Campaigners have pledged they will continue to put pressure on Glasgow City Council after death of Matthew Bloomer in Glasgow
PETITIONERS have demanded that Glasgow City Council (GCC) “fulfil its duty” to provide accommodation to all homeless people after the death of Matthew Bloomer in Glasgow.
The 28 father of two, who had been homeless for four years after suffering mental illness and alcoholism, was found dead last week (Tuesday 22 March) in a shop doorway in Glasgow city centre.
Protestors gathered in Glasgow last week to highlight the plight of the city’s homeless at a time when there are many unused buildings and thousands of people sleeping rough. Organisers told CommonSpace they had appealed to the city council to open up abandoned buildings.

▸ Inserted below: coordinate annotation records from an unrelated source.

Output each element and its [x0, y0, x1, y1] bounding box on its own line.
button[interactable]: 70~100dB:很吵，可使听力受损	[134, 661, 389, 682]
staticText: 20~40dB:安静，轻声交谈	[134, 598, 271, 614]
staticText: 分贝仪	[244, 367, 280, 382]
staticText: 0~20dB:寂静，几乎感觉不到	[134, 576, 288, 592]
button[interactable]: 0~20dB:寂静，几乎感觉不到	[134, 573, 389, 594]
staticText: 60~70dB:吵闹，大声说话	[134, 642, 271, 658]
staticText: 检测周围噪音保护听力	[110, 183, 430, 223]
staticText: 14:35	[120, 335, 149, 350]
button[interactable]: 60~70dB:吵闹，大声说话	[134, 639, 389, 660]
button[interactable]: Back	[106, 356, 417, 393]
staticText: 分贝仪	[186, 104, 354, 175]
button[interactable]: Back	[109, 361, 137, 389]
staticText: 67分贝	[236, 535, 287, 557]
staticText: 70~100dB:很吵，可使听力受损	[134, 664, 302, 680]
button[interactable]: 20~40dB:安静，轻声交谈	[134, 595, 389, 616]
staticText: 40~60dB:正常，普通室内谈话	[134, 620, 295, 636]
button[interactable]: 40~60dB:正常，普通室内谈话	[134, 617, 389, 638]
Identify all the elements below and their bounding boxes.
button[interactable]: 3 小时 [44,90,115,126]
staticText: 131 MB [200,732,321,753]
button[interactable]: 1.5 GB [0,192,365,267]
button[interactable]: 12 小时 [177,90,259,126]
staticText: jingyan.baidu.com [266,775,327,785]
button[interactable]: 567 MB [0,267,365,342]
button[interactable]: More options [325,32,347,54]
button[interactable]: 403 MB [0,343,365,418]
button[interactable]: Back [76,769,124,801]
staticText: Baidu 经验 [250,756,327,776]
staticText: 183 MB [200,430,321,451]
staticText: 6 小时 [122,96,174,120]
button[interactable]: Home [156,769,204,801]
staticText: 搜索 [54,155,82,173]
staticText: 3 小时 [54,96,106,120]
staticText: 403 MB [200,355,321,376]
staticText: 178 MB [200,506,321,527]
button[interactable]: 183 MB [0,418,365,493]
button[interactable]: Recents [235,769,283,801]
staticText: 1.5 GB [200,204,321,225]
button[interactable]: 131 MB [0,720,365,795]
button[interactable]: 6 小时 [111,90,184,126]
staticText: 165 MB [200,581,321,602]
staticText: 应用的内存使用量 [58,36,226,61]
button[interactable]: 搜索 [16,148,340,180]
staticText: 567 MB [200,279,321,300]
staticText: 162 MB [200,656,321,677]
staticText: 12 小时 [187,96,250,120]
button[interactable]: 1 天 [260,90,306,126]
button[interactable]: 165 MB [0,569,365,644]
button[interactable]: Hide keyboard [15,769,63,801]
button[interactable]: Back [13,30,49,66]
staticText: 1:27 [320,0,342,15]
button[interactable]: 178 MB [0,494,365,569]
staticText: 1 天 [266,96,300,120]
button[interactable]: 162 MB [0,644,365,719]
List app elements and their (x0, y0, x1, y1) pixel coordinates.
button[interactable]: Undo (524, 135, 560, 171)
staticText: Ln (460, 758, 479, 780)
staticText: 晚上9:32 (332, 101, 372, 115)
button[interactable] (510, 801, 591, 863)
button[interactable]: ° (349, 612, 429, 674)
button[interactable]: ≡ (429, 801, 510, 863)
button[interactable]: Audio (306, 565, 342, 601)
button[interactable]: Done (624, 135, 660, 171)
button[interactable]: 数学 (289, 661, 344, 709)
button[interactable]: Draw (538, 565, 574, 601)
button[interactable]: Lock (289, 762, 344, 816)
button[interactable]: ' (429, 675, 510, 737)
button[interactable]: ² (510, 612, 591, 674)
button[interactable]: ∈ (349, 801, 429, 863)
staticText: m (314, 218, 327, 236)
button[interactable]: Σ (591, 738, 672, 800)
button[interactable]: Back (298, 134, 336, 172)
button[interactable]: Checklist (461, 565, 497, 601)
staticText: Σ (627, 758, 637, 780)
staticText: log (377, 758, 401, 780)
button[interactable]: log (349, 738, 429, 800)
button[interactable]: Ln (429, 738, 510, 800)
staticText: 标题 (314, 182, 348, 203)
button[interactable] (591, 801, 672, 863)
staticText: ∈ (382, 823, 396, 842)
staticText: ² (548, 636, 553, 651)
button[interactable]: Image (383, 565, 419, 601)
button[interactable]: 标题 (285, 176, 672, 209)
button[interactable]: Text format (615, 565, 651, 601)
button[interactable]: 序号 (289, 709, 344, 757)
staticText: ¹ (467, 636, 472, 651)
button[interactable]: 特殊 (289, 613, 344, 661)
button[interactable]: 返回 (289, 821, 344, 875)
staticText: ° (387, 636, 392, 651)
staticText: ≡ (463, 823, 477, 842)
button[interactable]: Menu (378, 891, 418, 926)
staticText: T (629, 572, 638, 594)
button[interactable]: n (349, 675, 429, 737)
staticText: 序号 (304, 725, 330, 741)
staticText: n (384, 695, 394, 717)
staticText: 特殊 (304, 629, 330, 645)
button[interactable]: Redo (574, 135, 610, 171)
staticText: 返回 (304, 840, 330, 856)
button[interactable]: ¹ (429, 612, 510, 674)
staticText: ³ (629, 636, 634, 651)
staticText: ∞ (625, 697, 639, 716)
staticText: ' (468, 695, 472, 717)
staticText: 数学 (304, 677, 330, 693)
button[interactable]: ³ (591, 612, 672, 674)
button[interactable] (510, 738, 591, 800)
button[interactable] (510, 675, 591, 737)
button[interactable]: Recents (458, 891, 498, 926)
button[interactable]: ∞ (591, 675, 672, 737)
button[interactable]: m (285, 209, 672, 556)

Now a petition, organised to keep the issue alive as activists consider a course of action to prevent future deaths, has been launched. It calls on the council to provide temporary shelter to all who apply for it.
One petition signatory, Arran C, writing about why he backed the demands, said: “That a man can die on the streets in a city like Glasgow is appalling, even more so as it is entirely preventable. Homeless people are not expendable lives. The council’s provision for vulnerable people is woeful and its response to this death as been insulting.”
Activists have pledged that they will not allow another winter to pass with so many seeking warm and safe accomodation.
Protest and vigil held in Glasgow after homeless man dies in city centre
Writing about the reasons she had signed the petition, Anne F said: “Because it is so sad that people have to sleep outside at night i couldn’t even imagine how bad this could be my heart goes out to them xx.”
Responding to protests over the death, a GCC spokesperson said: “This was a tragic death and a police investigation is currently on-going.
“The cause of death has still to be determined and it would be inappropriate to comment on this until the facts have been established.
“Our street team works in the city centre every day to engage directly with people affected by homelessness and to direct them to them to available support.
“The reasons for homelessness can be complex and moving on from a chaotic lifestyle can be very difficult.”
GCC claims that the number of people applying for homelessness accommodation has fallen by more than half to around 6000 in the last ten years.
In the winter in 2016, homeless shelters across Scotland reported an increase in emergency applications for shelter. In April 2016 a homeless camp set up in Glasgow George Square demanding proper housing for the city’s homeless.